A complicare il quadro, la documentazione testimonia inoltre che sin dall’inizio, a sostenere l’iniziativa umanitaria di Diana Budisavljević, furono i vertici della Caritas di Zagabria, un soggetto ritenuto tra i “traditori” nell’immediato dopoguerra, in virtù della stretta associazione con la Chiesa cattolica. Una messa al bando che si fondava in parte sui gravi episodi di collaborazionismo con il regime nazifascista da parte delle gerarchie ecclesiastiche, ma che viene in parte stemperato proprio dai fatti raccolti nel diario della Budisavljević: tra le pagine si trova infatti addirittura il nome del Cardinale Alojzije Stepinac, che fu personalmente coinvolto (con il notevole ritardo di due anni come lamentato dall'autrice) nel salvataggio di alcuni dei bambini dai boia del regime ustascia. Lo stesso Stepinac inoltre si sarebbe speso per la costruzione di una solida rete di famiglie croate cattoliche disposte ad ospitare i piccoli rifugiati in città come Zagabria, Sisak e Jastrebarsko.

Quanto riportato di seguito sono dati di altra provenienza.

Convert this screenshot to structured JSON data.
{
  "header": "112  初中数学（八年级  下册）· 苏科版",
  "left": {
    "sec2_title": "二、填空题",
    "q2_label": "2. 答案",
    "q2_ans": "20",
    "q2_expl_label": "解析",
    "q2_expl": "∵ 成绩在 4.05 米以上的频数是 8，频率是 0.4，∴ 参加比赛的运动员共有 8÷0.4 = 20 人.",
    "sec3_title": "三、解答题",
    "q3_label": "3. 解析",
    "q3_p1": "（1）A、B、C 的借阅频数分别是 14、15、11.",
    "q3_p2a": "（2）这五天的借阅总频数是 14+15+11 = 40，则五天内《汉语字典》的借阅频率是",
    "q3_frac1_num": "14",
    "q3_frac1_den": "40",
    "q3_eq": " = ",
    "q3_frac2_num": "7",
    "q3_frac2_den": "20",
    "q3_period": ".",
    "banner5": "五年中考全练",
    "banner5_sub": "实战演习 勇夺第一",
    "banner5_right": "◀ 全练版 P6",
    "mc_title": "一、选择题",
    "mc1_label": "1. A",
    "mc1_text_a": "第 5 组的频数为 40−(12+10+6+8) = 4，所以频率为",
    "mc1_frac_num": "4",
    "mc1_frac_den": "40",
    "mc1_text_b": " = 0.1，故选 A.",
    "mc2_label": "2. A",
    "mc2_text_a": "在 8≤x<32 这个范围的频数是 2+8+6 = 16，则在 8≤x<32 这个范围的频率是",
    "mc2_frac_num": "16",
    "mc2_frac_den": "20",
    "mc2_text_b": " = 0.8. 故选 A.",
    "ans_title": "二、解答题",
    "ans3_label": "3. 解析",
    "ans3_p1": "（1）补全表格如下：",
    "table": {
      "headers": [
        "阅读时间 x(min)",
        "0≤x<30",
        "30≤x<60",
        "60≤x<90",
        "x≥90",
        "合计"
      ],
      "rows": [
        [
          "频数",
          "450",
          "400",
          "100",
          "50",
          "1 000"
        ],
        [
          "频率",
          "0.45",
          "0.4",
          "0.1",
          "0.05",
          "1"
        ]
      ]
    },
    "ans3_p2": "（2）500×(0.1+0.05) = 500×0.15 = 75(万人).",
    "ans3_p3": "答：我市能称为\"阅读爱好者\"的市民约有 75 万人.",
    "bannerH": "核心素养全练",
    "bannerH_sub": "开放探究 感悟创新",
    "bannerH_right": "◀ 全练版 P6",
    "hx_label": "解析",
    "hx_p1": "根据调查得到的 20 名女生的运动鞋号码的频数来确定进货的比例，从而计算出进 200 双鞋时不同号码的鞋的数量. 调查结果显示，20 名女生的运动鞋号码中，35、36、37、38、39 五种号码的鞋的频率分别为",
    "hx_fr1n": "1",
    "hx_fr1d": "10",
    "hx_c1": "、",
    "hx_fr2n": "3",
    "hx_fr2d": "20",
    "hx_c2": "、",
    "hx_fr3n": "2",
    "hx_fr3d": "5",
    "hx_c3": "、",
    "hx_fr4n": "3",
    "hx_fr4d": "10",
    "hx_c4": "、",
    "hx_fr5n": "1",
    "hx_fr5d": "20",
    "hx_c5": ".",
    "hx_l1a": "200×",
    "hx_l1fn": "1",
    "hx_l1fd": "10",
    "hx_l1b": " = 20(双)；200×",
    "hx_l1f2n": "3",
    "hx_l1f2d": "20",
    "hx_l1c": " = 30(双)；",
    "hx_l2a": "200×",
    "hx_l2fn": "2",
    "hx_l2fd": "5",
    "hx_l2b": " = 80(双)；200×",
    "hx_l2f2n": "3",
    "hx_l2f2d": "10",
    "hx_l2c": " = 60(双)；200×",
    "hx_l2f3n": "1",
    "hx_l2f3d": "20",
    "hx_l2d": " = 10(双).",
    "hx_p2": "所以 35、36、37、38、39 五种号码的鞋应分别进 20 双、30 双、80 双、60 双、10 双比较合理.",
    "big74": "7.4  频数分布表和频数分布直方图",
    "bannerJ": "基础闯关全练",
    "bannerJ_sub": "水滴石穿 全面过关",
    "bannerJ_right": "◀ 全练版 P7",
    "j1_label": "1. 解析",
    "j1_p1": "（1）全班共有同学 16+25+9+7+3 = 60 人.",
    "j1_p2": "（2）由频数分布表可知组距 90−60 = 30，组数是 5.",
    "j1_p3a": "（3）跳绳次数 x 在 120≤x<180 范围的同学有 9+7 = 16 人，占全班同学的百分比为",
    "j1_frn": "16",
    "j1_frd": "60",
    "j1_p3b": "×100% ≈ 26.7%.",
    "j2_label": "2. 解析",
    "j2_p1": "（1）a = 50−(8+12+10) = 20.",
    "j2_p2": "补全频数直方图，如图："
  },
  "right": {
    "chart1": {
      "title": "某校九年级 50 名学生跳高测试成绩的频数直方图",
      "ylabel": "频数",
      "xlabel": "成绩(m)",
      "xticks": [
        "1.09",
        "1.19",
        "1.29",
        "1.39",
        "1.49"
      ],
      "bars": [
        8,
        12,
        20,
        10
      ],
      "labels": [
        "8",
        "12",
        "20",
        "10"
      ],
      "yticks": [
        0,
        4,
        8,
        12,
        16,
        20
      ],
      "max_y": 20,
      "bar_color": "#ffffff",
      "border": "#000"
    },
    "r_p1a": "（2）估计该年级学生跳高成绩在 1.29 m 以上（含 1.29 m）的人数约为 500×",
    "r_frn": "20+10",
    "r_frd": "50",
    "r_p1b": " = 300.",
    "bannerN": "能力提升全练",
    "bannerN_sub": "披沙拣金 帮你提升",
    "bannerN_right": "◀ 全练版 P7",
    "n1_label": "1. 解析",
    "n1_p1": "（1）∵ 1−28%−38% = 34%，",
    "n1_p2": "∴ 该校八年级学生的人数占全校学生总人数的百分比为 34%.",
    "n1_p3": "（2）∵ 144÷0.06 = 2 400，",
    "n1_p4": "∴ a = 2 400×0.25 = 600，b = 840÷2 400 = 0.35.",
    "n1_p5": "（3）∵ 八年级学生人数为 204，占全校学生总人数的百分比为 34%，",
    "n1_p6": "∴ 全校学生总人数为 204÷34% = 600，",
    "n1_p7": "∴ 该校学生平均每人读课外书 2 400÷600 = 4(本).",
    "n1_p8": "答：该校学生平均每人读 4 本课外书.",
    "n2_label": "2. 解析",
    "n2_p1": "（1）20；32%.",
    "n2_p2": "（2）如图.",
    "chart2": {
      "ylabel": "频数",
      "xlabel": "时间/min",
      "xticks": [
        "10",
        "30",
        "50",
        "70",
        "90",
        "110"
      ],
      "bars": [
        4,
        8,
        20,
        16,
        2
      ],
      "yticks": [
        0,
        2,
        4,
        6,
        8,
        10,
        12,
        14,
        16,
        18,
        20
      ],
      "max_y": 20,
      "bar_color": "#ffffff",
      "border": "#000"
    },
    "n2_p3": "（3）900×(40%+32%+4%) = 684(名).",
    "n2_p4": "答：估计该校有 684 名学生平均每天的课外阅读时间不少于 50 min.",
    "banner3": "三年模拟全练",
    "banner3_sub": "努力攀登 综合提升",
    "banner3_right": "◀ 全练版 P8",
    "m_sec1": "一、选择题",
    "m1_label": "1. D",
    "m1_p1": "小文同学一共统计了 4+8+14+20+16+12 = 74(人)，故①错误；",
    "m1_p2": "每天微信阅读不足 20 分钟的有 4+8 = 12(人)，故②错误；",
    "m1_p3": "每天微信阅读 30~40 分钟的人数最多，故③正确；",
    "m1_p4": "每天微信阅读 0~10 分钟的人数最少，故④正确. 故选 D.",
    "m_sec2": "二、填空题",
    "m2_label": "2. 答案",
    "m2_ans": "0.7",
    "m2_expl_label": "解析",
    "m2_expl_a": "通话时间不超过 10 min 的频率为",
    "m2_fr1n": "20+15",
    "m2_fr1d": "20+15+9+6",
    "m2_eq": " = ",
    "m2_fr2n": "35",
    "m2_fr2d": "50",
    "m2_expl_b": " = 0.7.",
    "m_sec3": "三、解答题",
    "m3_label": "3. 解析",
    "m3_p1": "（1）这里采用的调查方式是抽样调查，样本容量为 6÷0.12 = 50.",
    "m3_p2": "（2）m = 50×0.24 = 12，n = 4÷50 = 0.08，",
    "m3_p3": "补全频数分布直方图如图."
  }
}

Nel suo diario, Diana nomina anche Camillo Bròssler, uno degli alti funzionari del regime croato dell’epoca, a capo del ministero delle Politiche sociali. Bròssler fu il fondatore del Reparto per l’assistenza sociale dei bambini ed adolescenti, e rappresenta dunque un'altra figura di origini germaniche, persona di fiducia del regime, coinvolto nello sforzo di salvare un numero altissimo di bambini e adolescenti.
Tutti questi elementi rendono la storia personale di Diana Budisavljević difficilmente riconciliabile con la nuova storia che ci si proponeva di scrivere nel secondo dopoguerra.
La memoria dei giusti
Questi sei decenni di silenzio sono un errore imperdonabile della storia moderna. Un silenzio che forse fu anche uno dei motivi per i quali Diana decise di lasciare per sempre la Jugoslavia e di tornare a Innsbruck, la sua città natale, nella quale trascorrerà gli ultimi anni della sua vita straordinaria, dal 1972 fino alla sua morte il 20 agosto del 1978.
Diana Obexer Budisavljević, Donna Coraggio, fu la seconda madre di tutti i 12.000 bambini salvati da morte certa. La sua vicenda non coincideva con la versione della storia voluta dai comunisti jugoslavi, in quanto l’intera azione non era stata organizzata da loro. Nemmeno alla classe dirigente della Croazia indipendente nata dopo il 1990 andava bene la storia dei 12.000 bambini salvati, in quanto oggi come 20 anni fa, la classe politica è impegnata a sminuire le dimensioni dello sterminio di massa condotto nei campi di concentramento di cui il più conosciuto era quello di Jasenovac.
I riconoscimenti ufficiali, le vie e le piazze che da poco portano il suo nome, arrivati tanti anni dopo la sua morte, ci servano oggi per essere consapevoli di questa vicenda di umanità e altruismo. L’opera più recente sulla straordinaria impresa di Diana Obexer Budisavljević risale all’autunno del 2012, porta il titolo di “Dianin list” (La lista di Diana) ed è opera di Dana Budisavljević e Miljenka Cogelja. Spero renderà questa storia alla portata di tutti.
Mi piace concludere questo pensiero scritto ricordando l’ultima scena della maestosa opera cinematografica del 1993 del regista Steven Spielberg, intitolata “Schindler’s List” in cui ciascuno dei sopravvissuti appoggia un sasso sulla tomba della persona alla quale deve la propria vita. In quella scena, i sopravvissuti dopo la guerra erano 1.100. Cerco per qualche istante di immaginare una piccola collina fatta dai 12.000 sassi, in qualche cimitero a Innsbruck, appoggiati dalle mani dei, all’epoca, piccoli, indifesi, discriminati ma comunque alla fine fortunati esseri umani.